Zenith is not the only bank recording the massive growth. Other Tier-1 banks, including Access Holdings and GTCO, are also reporting double-digit profit growth in the first three months of 2025, driven largely by similar dynamics: strong loan expansion, bumper treasury bill investments, and rising customer deposits.

Zenith’s pre-tax profit rose 9.56 percent year-on-year to N350.82 billion, while its net interest income, which strips out the cost of funds, grew by a staggering 92.9 percent to N591.19 billion. This came despite a notable increase in interest expense, which climbed 35.34 percent to N246.45 billion, a reflection of the higher rates paid to attract and retain customer deposits.

Over 70 percent of interest expenses came from deposit liabilities, a consequence of the bank’s aggressive deposit mobilization in a high-rate environment. Customer deposits jumped by 35.14 percent year-on-year to N22.68 trillion, a boost of nearly N5.9 trillion in just three months.

However, even with higher funding costs, Zenith maintained robust margins. The bank’s net interest margin was supported by the efficient deployment of assets, with loans and advances to customers increasing by 16.19 percent to N10.05 trillion. Despite the rapid credit growth, impairment charges fell by 27.81 percent to N35.95 billion, pointing to an improvement in loan quality or stricter lending standards.

The balance sheet also swelled, with total assets climbing to N32.41 trillion, a 33.5 percent increase from Q1 2024. The expansion was largely driven by growth in deposits and increased investments in fixed-income securities, particularly Nigerian Treasury Bills, which Zenith ramped up by N2.68 trillion in the quarter. These instruments delivered a windfall — income from treasury bills alone jumped 113.24 percent to N328.8 billion, making up 39.23 percent of total interest income.

Zenith also earned N47.87 billion from cash balances placed with other banks, an uptick of 41 percent, though this remained the smallest of its three major interest income contributors.

In terms of non-interest income, Zenith posted only marginal gains. Overall, this segment rose just 0.98 percent year-on-year to N78.98 billion. Notably, electronic banking income dropped by 19 percent to N16.17 billion, likely due to changes in fee structures or reduced transaction volumes. But account maintenance charges rose 18.74 percent to N20.06 billion, partially offsetting the decline.

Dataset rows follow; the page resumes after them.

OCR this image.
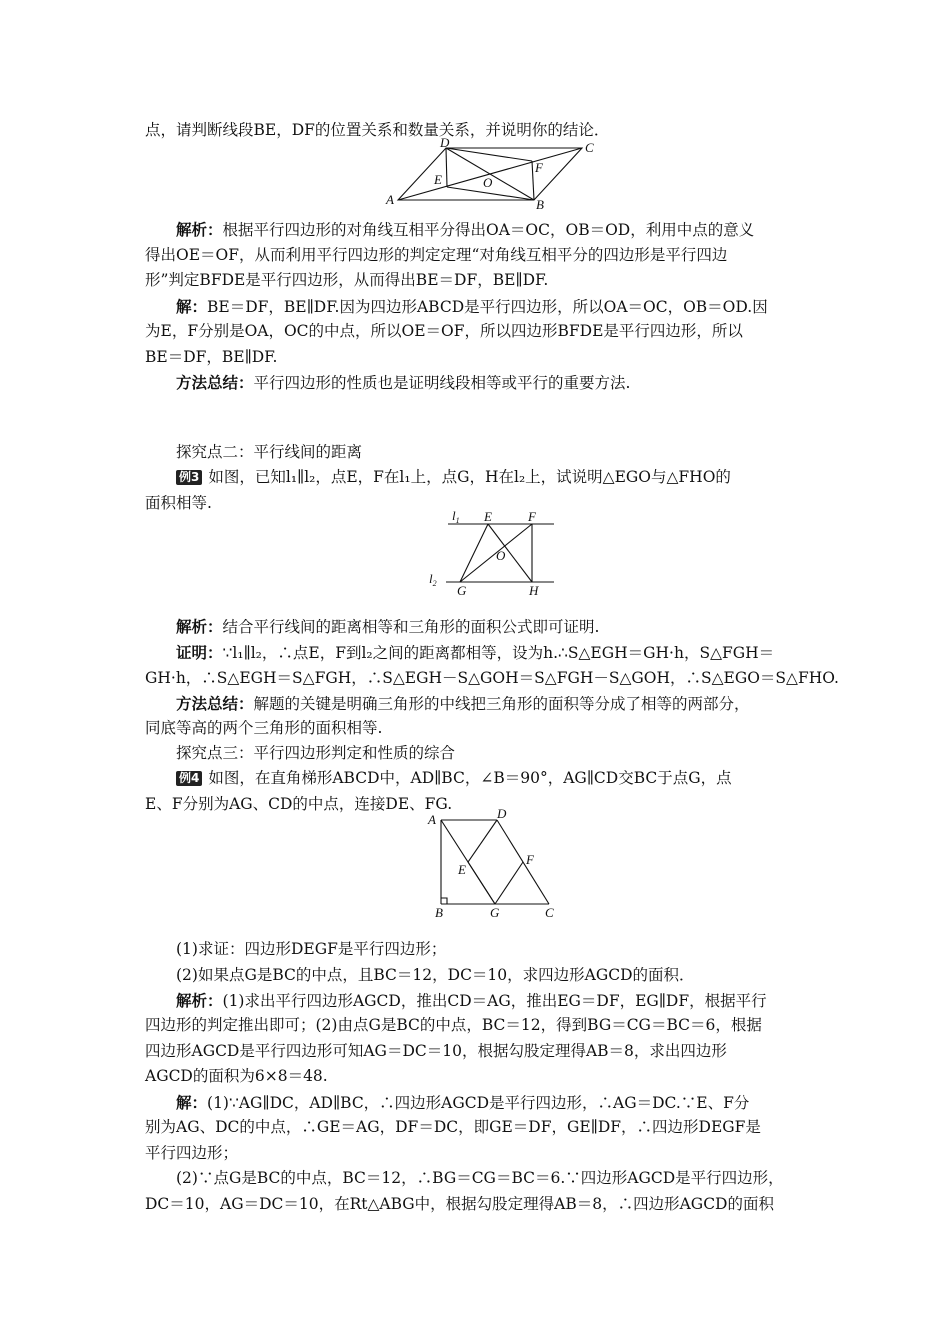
点，请判断线段BE，DF的位置关系和数量关系，并说明你的结论．

A
D	C
B
E
F
O

解析：根据平行四边形的对角线互相平分得出OA＝OC，OB＝OD，利用中点的意义

得出OE＝OF，从而利用平行四边形的判定定理“对角线互相平分的四边形是平行四边

形”判定BFDE是平行四边形，从而得出BE＝DF，BE∥DF.

解：BE＝DF，BE∥DF.因为四边形ABCD是平行四边形，所以OA＝OC，OB＝OD.因

为E，F分别是OA，OC的中点，所以OE＝OF，所以四边形BFDE是平行四边形，所以

BE＝DF，BE∥DF.

方法总结：平行四边形的性质也是证明线段相等或平行的重要方法.

探究点二：平行线间的距离

例3 如图，已知l₁∥l₂，点E，F在l₁上，点G，H在l₂上，试说明△EGO与△FHO的

面积相等.

$l_1$
$l_2$
E	F
O
G	H

解析：结合平行线间的距离相等和三角形的面积公式即可证明.

证明：∵l₁∥l₂，∴点E，F到l₂之间的距离都相等，设为h.∴S△EGH＝GH·h，S△FGH＝

GH·h，∴S△EGH＝S△FGH，∴S△EGH－S△GOH＝S△FGH－S△GOH，∴S△EGO＝S△FHO.

方法总结：解题的关键是明确三角形的中线把三角形的面积等分成了相等的两部分，

同底等高的两个三角形的面积相等.

探究点三：平行四边形判定和性质的综合

例4 如图，在直角梯形ABCD中，AD∥BC，∠B＝90°，AG∥CD交BC于点G，点

E、F分别为AG、CD的中点，连接DE、FG.

A	D
E
F
B	G	C

(1)求证：四边形DEGF是平行四边形；

(2)如果点G是BC的中点，且BC＝12，DC＝10，求四边形AGCD的面积．

解析：(1)求出平行四边形AGCD，推出CD＝AG，推出EG＝DF，EG∥DF，根据平行

四边形的判定推出即可；(2)由点G是BC的中点，BC＝12，得到BG＝CG＝BC＝6，根据

四边形AGCD是平行四边形可知AG＝DC＝10，根据勾股定理得AB＝8，求出四边形

AGCD的面积为6×8＝48.

解：(1)∵AG∥DC，AD∥BC，∴四边形AGCD是平行四边形，∴AG＝DC.∵E、F分

别为AG、DC的中点，∴GE＝AG，DF＝DC，即GE＝DF，GE∥DF，∴四边形DEGF是

平行四边形；

(2)∵点G是BC的中点，BC＝12，∴BG＝CG＝BC＝6.∵四边形AGCD是平行四边形，

DC＝10，AG＝DC＝10，在Rt△ABG中，根据勾股定理得AB＝8，∴四边形AGCD的面积
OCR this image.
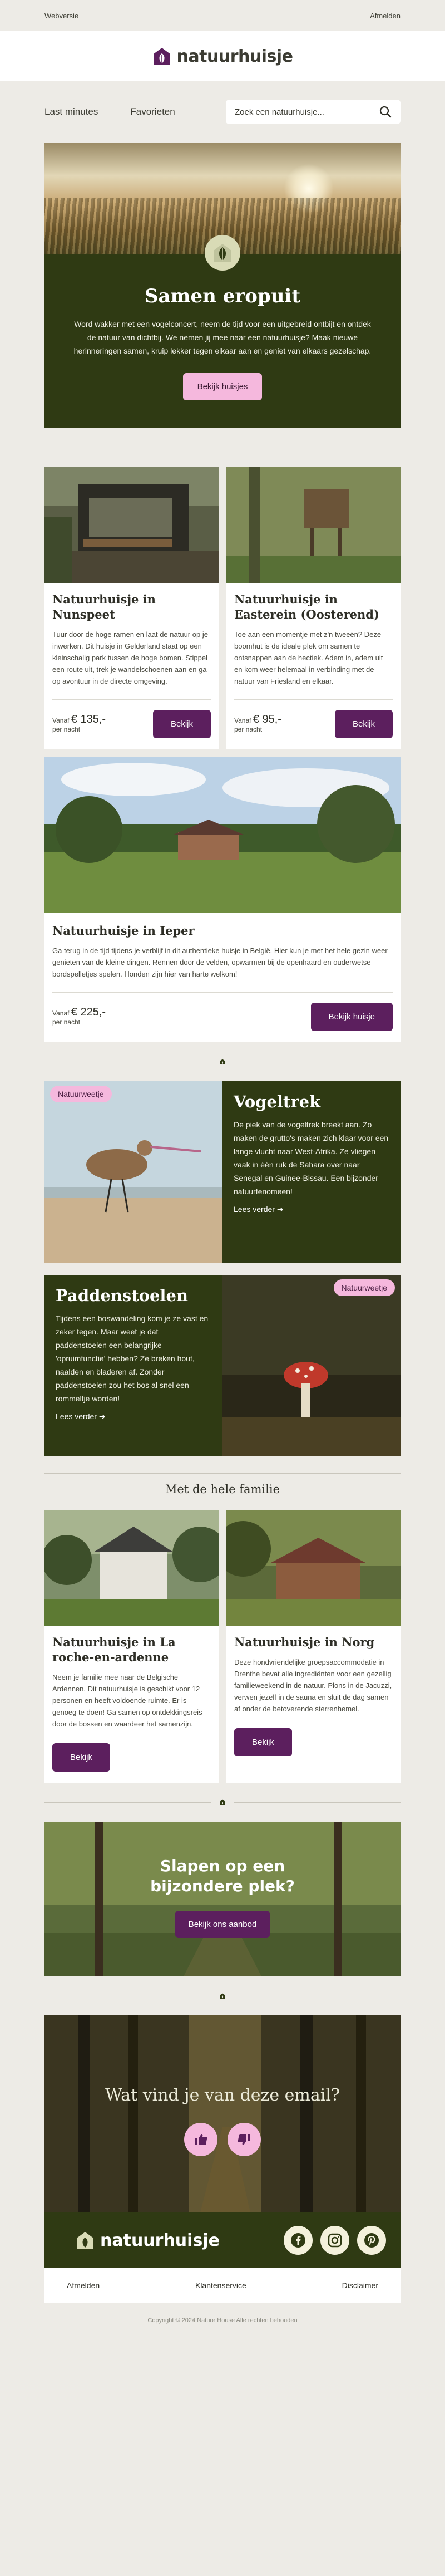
Webversie	Afmelden
natuurhuisje
Last minutes	Favorieten	Zoek een natuurhuisje...
Samen eropuit

Word wakker met een vogelconcert, neem de tijd voor een uitgebreid ontbijt en ontdek de natuur van dichtbij. We nemen jij mee naar een natuurhuisje? Maak nieuwe herinneringen samen, kruip lekker tegen elkaar aan en geniet van elkaars gezelschap.

Bekijk huisjes
Natuurhuisje in Nunspeet

Tuur door de hoge ramen en laat de natuur op je inwerken. Dit huisje in Gelderland staat op een kleinschalig park tussen de hoge bomen. Stippel een route uit, trek je wandelschoenen aan en ga op avontuur in de directe omgeving.

Vanaf € 135,-
per nacht
Bekijk
Natuurhuisje in Easterein (Oosterend)

Toe aan een momentje met z'n tweeën? Deze boomhut is de ideale plek om samen te ontsnappen aan de hectiek. Adem in, adem uit en kom weer helemaal in verbinding met de natuur van Friesland en elkaar.

Vanaf € 95,-
per nacht
Bekijk
Natuurhuisje in Ieper

Ga terug in de tijd tijdens je verblijf in dit authentieke huisje in België. Hier kun je met het hele gezin weer genieten van de kleine dingen. Rennen door de velden, opwarmen bij de openhaard en ouderwetse bordspelletjes spelen. Honden zijn hier van harte welkom!

Vanaf € 225,-
per nacht
Bekijk huisje
Natuurweetje	Vogeltrek

De piek van de vogeltrek breekt aan. Zo maken de grutto's maken zich klaar voor een lange vlucht naar West-Afrika. Ze vliegen vaak in één ruk de Sahara over naar Senegal en Guinee-Bissau. Een bijzonder natuurfenomeen!

Lees verder ➔
Paddenstoelen

Tijdens een boswandeling kom je ze vast en zeker tegen. Maar weet je dat paddenstoelen een belangrijke 'opruimfunctie' hebben? Ze breken hout, naalden en bladeren af. Zonder paddenstoelen zou het bos al snel een rommeltje worden!

Lees verder ➔
Natuurweetje
Met de hele familie
Natuurhuisje in La roche-en-ardenne

Neem je familie mee naar de Belgische Ardennen. Dit natuurhuisje is geschikt voor 12 personen en heeft voldoende ruimte. Er is genoeg te doen! Ga samen op ontdekkingsreis door de bossen en waardeer het samenzijn.

Bekijk
Natuurhuisje in Norg

Deze hondvriendelijke groepsaccommodatie in Drenthe bevat alle ingrediënten voor een gezellig familieweekend in de natuur. Plons in de Jacuzzi, verwen jezelf in de sauna en sluit de dag samen af onder de betoverende sterrenhemel.

Bekijk
Slapen op een bijzondere plek?
Bekijk ons aanbod
Wat vind je van deze email?
natuurhuisje
Afmelden	Klantenservice	Disclaimer
Copyright © 2024 Nature House Alle rechten behouden
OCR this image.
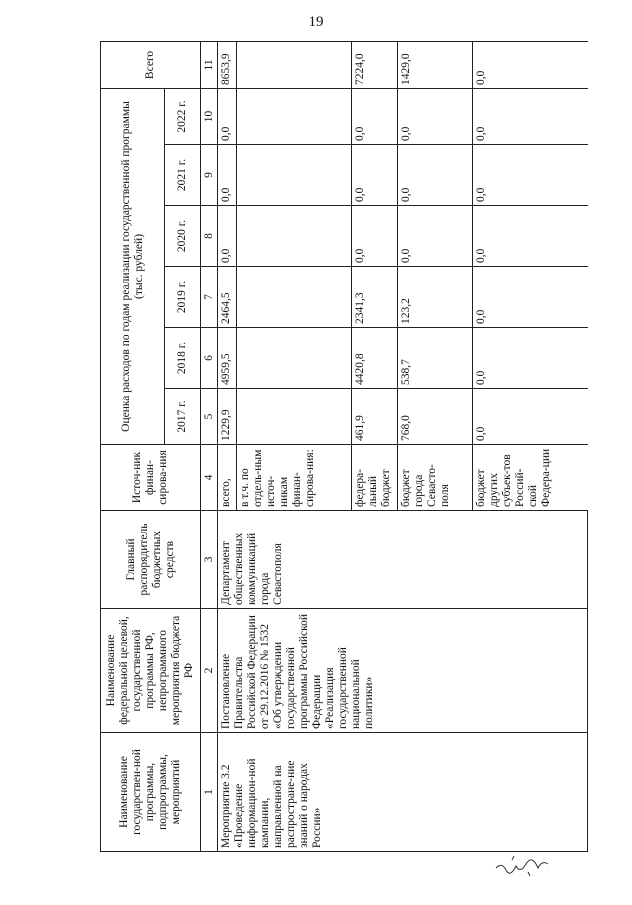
19
Наименование государствен-ной программы, подпрограммы, мероприятий	Наименование федеральной целевой, государственной программы РФ, непрограммного мероприятия бюджета РФ	Главный распорядитель бюджетных средств	Источ-ник финан-сирова-ния	Оценка расходов по годам реализации государственной программы (тыс. рублей)						Всего
				2017 г.	2018 г.	2019 г.	2020 г.	2021 г.	2022 г.	
1	2	3	4	5	6	7	8	9	10	11
Мероприятие 3.2 «Проведение информацион-ной кампании, направленной на распростране-ние знаний о народах России»	Постановление Правительства Российской Федерации от 29.12.2016 № 1532 «Об утверждении государственной программы Российской Федерации «Реализация государственной национальной политики»	Департамент общественных коммуникаций города Севастополя	всего,	1229,9	4959,5	2464,5	0,0	0,0	0,0	8653,9
			в т.ч. по отдель-ным источ-никам финан-сирова-ния:							
			федера-льный бюджет	461,9	4420,8	2341,3	0,0	0,0	0,0	7224,0
			бюджет города Севасто-поля	768,0	538,7	123,2	0,0	0,0	0,0	1429,0
			бюджет других субъек-тов Россий-ской Федера-ции	0,0	0,0	0,0	0,0	0,0	0,0	0,0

One notable outlier in the performance report is the drop in earnings per share (EPS), which fell by 7.66 percent to N7.59. The drop appears counterintuitive given the bank’s improved profitability, and is likely linked to the bank’s capital raise in late 2024 that increased the number of outstanding shares — a move aimed at bolstering its capital base amid planned expansion.

Also worth mentioning is the sharp rise in restricted deposits held with the Central Bank of Nigeria (CBN), which jumped by N2.24 trillion. This reflects the impact of the Cash Reserve Ratio (CRR) policy — a monetary tightening tool by the CBN that compels banks to leave a portion of their deposits with the regulator, limiting how much they can lend or invest.

Nonetheless, the bank retained strong liquidity. Cash and cash equivalents stood at N9.54 trillion, a 16.89 percent increase year-on-year.

Zenith’s Q1 performance continues a trend first established in 2023 when Nigerian banks began reporting windfall profits as interest rates soared and Treasury yields became more attractive. The Central Bank’s tighter monetary stance aimed at taming inflation and supporting the naira has worked to the advantage of lenders, even as other sectors grapple with high borrowing costs.

Analysts expect Zenith and its peers to continue riding this wave in the short to medium term, especially if the policy environment remains restrictive. However, they expect the longer-term outlook to depend on how banks manage credit risk as they expand their loan books amid a fragile economy.